The Nizkor Project: Remembering the Holocaust (Shoah)

Nazi Conspiracy & Aggression
Volume I Chapter IX
The Execution of the Plan to Invade Czechoslovakia<(Part 1 of 29)


A. Development of the Nazi Program of Aggression.

In the period 1933-1936 the conspirators had initiated a program of rearmament designed to give the Third Reich military strength and political bargaining power to be used against other nations. Furthermore, beginning in the year 1936 they had embarked on a preliminary program of expansion which, as it turned out, was to last until March 1939. This program was intended to shorten Germany's frontiers, to increase its industrial and food reserves, and to place it in a position, both industrially and strategically, from which the Nazis could launch a more ambitious and more devastating campaign of aggression. At the moment, in the early spring of 1938, when the Nazi conspirators first began to lay concrete plans for the conquest of Czechoslovakia they had reached approximately the halfway point in this preliminary program.

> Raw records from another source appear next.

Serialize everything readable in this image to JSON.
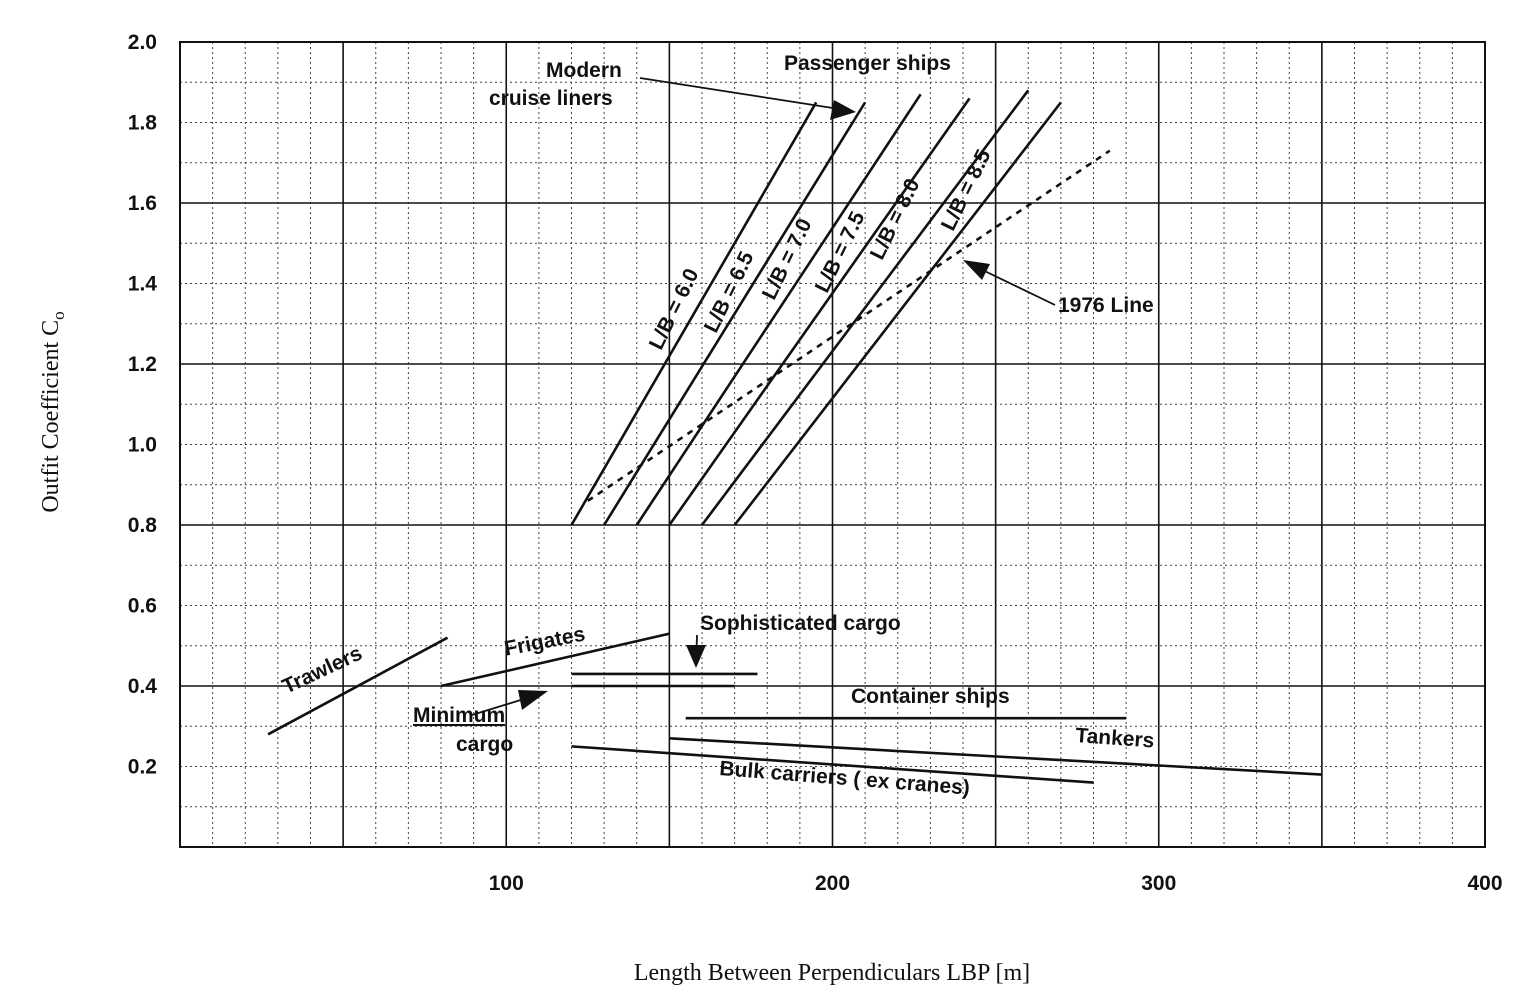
{
  "chart_data": {
    "type": "line",
    "title": "",
    "xlabel": "Length Between Perpendiculars LBP [m]",
    "ylabel": "Outfit Coefficient C",
    "ylabel_subscript": "o",
    "xlim": [
      0,
      400
    ],
    "ylim": [
      0,
      2.0
    ],
    "xticks": [
      "100",
      "200",
      "300",
      "400"
    ],
    "yticks": [
      "0.2",
      "0.4",
      "0.6",
      "0.8",
      "1.0",
      "1.2",
      "1.4",
      "1.6",
      "1.8",
      "2.0"
    ],
    "grid": true,
    "series": [
      {
        "name": "L/B = 6.0",
        "style": "solid",
        "points": [
          [
            120,
            0.8
          ],
          [
            195,
            1.85
          ]
        ]
      },
      {
        "name": "L/B = 6.5",
        "style": "solid",
        "points": [
          [
            130,
            0.8
          ],
          [
            210,
            1.85
          ]
        ]
      },
      {
        "name": "L/B = 7.0",
        "style": "solid",
        "points": [
          [
            140,
            0.8
          ],
          [
            227,
            1.87
          ]
        ]
      },
      {
        "name": "L/B = 7.5",
        "style": "solid",
        "points": [
          [
            150,
            0.8
          ],
          [
            242,
            1.86
          ]
        ]
      },
      {
        "name": "L/B = 8.0",
        "style": "solid",
        "points": [
          [
            160,
            0.8
          ],
          [
            260,
            1.88
          ]
        ]
      },
      {
        "name": "L/B = 8.5",
        "style": "solid",
        "points": [
          [
            170,
            0.8
          ],
          [
            270,
            1.85
          ]
        ]
      },
      {
        "name": "1976 Line",
        "style": "dotted",
        "points": [
          [
            125,
            0.86
          ],
          [
            285,
            1.73
          ]
        ]
      },
      {
        "name": "Trawlers",
        "style": "solid",
        "points": [
          [
            27,
            0.28
          ],
          [
            82,
            0.52
          ]
        ]
      },
      {
        "name": "Frigates",
        "style": "solid",
        "points": [
          [
            80,
            0.4
          ],
          [
            150,
            0.53
          ]
        ]
      },
      {
        "name": "Sophisticated cargo",
        "style": "solid",
        "points": [
          [
            120,
            0.43
          ],
          [
            177,
            0.43
          ]
        ]
      },
      {
        "name": "Minimum cargo",
        "style": "solid",
        "points": [
          [
            120,
            0.4
          ],
          [
            170,
            0.4
          ]
        ]
      },
      {
        "name": "Container ships",
        "style": "solid",
        "points": [
          [
            155,
            0.32
          ],
          [
            290,
            0.32
          ]
        ]
      },
      {
        "name": "Tankers",
        "style": "solid",
        "points": [
          [
            150,
            0.27
          ],
          [
            350,
            0.18
          ]
        ]
      },
      {
        "name": "Bulk carriers ( ex cranes)",
        "style": "solid",
        "points": [
          [
            120,
            0.25
          ],
          [
            280,
            0.16
          ]
        ]
      }
    ],
    "annotations": {
      "passenger_ships": "Passenger ships",
      "modern_cruise_line1": "Modern",
      "modern_cruise_line2": "cruise liners",
      "lb60": "L/B = 6.0",
      "lb65": "L/B = 6.5",
      "lb70": "L/B = 7.0",
      "lb75": "L/B = 7.5",
      "lb80": "L/B = 8.0",
      "lb85": "L/B = 8.5",
      "line1976": "1976 Line",
      "trawlers": "Trawlers",
      "frigates": "Frigates",
      "sophisticated_cargo": "Sophisticated cargo",
      "minimum_line1": "Minimum",
      "minimum_line2": "cargo",
      "container_ships": "Container ships",
      "tankers": "Tankers",
      "bulk_carriers": "Bulk carriers ( ex cranes)"
    }
  }
}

The preceding autumn, at the conference in the Reichs Chancellery on 5 November 1937, Hitler had set forth the program which Germany was to follow. The events of this conference are contained in the so-called Hossbach minutes. The question for Germany, as the Fuehrer had informed his military commanders at this meeting, is where the greatest possible conquest can be

[Page 516]

made at the lowest cost (386-PS). At the top of his agenda stood two countries: Austria and Czechoslovakia. On 12 March 1938 Austria was occupied by the German Army, and on the following day it was annexed to the Reich. The time had come for a redefinition of German intentions toward Czechoslovakia.

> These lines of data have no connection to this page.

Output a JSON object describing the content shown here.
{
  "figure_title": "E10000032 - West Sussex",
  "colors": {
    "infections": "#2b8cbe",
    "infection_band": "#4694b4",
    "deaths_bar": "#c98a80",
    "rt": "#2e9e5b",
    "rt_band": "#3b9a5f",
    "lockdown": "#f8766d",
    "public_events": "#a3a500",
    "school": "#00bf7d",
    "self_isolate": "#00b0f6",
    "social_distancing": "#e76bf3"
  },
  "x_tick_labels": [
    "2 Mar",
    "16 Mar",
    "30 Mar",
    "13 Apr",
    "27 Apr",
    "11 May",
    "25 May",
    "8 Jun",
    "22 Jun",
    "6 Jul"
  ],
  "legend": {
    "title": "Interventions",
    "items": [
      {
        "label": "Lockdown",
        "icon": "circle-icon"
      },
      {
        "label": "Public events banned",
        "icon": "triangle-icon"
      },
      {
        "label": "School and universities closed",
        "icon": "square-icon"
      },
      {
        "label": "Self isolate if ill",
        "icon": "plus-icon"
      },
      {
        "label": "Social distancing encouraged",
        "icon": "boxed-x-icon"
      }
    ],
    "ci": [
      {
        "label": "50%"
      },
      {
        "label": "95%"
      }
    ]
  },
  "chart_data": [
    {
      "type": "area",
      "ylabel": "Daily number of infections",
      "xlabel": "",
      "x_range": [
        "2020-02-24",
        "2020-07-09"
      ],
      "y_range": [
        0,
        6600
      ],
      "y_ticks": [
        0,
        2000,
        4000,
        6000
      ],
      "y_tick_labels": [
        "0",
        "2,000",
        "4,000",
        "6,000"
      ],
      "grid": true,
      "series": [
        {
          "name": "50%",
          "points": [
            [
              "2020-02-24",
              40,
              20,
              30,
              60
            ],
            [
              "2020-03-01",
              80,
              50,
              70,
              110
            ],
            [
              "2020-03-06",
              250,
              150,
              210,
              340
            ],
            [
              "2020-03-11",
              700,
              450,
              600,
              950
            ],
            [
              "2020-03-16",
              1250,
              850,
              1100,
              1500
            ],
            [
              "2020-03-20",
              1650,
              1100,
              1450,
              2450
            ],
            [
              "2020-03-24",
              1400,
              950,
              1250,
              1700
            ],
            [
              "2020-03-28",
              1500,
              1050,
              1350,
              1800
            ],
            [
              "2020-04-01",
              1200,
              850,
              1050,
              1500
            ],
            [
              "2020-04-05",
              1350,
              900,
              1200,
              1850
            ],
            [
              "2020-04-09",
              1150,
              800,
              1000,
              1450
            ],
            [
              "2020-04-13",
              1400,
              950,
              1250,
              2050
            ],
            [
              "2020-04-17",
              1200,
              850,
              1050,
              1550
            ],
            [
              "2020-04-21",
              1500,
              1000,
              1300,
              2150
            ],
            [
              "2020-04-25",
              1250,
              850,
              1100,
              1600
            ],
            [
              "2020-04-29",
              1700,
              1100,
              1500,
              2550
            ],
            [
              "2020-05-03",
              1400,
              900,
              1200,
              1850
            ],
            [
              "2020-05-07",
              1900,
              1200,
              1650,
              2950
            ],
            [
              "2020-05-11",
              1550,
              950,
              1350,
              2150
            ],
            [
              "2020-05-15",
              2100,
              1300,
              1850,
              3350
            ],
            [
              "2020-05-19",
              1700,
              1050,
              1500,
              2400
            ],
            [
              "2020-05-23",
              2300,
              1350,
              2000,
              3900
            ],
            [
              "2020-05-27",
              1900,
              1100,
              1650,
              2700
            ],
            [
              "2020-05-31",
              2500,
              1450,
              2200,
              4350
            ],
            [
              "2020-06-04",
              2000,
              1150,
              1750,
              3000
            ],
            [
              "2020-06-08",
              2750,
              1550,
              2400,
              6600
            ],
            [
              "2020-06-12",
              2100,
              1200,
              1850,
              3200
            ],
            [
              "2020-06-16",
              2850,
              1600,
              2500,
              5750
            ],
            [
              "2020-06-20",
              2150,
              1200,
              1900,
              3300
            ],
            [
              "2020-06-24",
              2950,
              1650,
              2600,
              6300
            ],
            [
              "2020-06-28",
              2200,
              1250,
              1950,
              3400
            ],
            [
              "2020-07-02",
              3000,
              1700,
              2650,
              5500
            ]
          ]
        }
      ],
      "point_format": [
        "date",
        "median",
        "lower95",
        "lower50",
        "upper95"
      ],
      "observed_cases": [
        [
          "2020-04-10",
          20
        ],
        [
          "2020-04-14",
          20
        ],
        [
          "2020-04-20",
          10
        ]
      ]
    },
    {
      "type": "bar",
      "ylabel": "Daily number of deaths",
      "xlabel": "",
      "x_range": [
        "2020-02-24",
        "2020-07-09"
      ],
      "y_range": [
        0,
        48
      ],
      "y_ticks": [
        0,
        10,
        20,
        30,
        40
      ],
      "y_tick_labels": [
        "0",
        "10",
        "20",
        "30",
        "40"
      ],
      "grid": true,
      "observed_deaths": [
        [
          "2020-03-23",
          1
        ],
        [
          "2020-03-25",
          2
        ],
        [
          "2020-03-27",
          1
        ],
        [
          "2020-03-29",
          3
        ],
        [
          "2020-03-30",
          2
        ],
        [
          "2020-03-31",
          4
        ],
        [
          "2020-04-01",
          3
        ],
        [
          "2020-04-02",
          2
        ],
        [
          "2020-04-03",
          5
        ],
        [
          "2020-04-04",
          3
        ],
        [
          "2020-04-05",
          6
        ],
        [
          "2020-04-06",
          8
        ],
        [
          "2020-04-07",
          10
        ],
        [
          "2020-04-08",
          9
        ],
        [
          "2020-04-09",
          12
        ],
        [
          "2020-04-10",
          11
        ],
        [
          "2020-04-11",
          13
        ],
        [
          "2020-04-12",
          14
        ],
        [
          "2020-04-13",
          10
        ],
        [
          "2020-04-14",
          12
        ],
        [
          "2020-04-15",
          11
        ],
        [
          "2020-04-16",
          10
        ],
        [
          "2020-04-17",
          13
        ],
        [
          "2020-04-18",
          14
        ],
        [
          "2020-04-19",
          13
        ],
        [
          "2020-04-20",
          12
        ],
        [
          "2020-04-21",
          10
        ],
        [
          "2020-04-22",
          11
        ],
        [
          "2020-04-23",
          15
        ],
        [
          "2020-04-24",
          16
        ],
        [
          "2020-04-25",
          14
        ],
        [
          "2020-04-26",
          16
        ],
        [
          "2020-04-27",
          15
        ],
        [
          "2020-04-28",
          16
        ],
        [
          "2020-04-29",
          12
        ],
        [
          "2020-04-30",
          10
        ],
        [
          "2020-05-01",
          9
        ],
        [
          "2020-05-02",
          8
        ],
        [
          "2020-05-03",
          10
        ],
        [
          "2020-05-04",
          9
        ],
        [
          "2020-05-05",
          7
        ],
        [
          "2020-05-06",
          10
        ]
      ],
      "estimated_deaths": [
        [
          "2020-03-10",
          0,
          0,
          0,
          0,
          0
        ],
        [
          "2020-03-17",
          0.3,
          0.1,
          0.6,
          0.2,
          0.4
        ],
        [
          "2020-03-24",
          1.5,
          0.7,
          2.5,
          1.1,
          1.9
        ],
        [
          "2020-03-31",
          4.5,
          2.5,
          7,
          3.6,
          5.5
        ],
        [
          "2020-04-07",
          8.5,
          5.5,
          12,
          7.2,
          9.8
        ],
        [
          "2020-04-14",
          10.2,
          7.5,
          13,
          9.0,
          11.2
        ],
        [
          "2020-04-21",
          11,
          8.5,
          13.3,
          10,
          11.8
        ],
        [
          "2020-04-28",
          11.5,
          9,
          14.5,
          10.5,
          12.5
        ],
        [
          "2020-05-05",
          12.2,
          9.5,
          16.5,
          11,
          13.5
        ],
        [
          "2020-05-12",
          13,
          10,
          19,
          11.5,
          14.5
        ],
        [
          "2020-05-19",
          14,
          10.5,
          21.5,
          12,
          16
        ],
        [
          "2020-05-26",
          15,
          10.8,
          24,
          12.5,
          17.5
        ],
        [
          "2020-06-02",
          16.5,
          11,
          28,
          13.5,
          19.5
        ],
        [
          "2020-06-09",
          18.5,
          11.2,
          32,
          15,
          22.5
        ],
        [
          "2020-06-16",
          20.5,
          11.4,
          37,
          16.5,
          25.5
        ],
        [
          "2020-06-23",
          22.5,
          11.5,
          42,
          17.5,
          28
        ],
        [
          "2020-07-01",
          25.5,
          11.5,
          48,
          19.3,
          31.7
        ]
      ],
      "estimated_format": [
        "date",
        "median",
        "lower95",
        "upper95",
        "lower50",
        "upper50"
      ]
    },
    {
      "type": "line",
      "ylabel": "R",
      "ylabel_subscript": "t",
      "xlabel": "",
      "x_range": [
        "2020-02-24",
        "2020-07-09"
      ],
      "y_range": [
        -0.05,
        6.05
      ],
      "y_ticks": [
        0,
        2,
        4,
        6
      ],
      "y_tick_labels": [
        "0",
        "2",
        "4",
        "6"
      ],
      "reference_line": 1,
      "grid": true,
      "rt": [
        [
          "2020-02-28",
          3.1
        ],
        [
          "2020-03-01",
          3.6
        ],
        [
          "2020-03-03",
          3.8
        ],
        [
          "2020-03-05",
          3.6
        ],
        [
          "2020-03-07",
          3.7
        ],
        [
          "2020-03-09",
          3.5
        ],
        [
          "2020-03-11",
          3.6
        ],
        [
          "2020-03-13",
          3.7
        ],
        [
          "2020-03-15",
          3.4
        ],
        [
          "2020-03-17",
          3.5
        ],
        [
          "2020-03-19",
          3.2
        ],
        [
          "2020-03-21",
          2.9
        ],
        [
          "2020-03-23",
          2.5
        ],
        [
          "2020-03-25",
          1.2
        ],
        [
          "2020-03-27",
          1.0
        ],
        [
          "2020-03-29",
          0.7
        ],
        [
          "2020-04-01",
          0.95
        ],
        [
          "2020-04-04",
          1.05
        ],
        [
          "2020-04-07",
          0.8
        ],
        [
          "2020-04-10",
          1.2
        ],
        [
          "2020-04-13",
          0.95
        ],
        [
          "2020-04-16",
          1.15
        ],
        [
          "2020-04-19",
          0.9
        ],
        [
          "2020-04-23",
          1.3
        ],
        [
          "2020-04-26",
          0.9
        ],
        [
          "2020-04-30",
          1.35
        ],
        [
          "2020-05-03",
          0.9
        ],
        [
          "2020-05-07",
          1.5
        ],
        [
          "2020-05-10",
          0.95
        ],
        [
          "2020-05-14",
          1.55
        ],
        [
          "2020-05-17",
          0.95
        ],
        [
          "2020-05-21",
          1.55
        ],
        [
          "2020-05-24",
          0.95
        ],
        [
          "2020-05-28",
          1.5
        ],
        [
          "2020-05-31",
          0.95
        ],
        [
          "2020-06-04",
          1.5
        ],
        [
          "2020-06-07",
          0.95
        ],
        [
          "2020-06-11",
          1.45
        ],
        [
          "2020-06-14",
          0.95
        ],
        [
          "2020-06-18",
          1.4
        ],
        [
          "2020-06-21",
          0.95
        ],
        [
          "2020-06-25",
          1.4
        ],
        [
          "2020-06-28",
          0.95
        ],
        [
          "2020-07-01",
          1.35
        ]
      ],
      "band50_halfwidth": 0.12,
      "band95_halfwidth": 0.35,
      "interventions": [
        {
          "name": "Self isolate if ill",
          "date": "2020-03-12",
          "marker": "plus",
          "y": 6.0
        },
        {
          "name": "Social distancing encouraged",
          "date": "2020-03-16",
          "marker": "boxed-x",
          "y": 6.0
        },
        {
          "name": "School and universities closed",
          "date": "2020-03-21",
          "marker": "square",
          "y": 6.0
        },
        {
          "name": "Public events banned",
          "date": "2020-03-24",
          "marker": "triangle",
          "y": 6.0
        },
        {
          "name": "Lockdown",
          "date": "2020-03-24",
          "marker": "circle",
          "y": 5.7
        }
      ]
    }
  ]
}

A little more than a month later Hitler and Keitel met to discuss plans for the envelopment and conquest of the Czechoslovak State. On 22 April 1938, Hitler and Keitel discussed the pretexts which Germany might develop to serve as an excuse for a sudden and overwhelming attack. They considered the provocation of a period of diplomatic squabbling which, growing more serious, would lead to the excuse for war. In the alternative, and this alternative they found to be preferable, they planned to unleash a lightning attack as the result of an "incident" of their own creation. Consideration was given to the assassination of the German Ambassador at Prague to create the requisite incident. The necessity of propaganda to guide the conduct of Germans in Czechoslovakia and to intimidate the Czechs was recognized. Problems of transport and tactics were discussed with a view to overcoming all Czechoslovak resistance within four days, thus presenting the world with a fait accompli and forestalling outside intervention. (388- PS, Item 2)

Thus in mid-April 1938 the designs of the Nazi conspirators to conquer Czechoslovakia had already reached the stage of practical planning.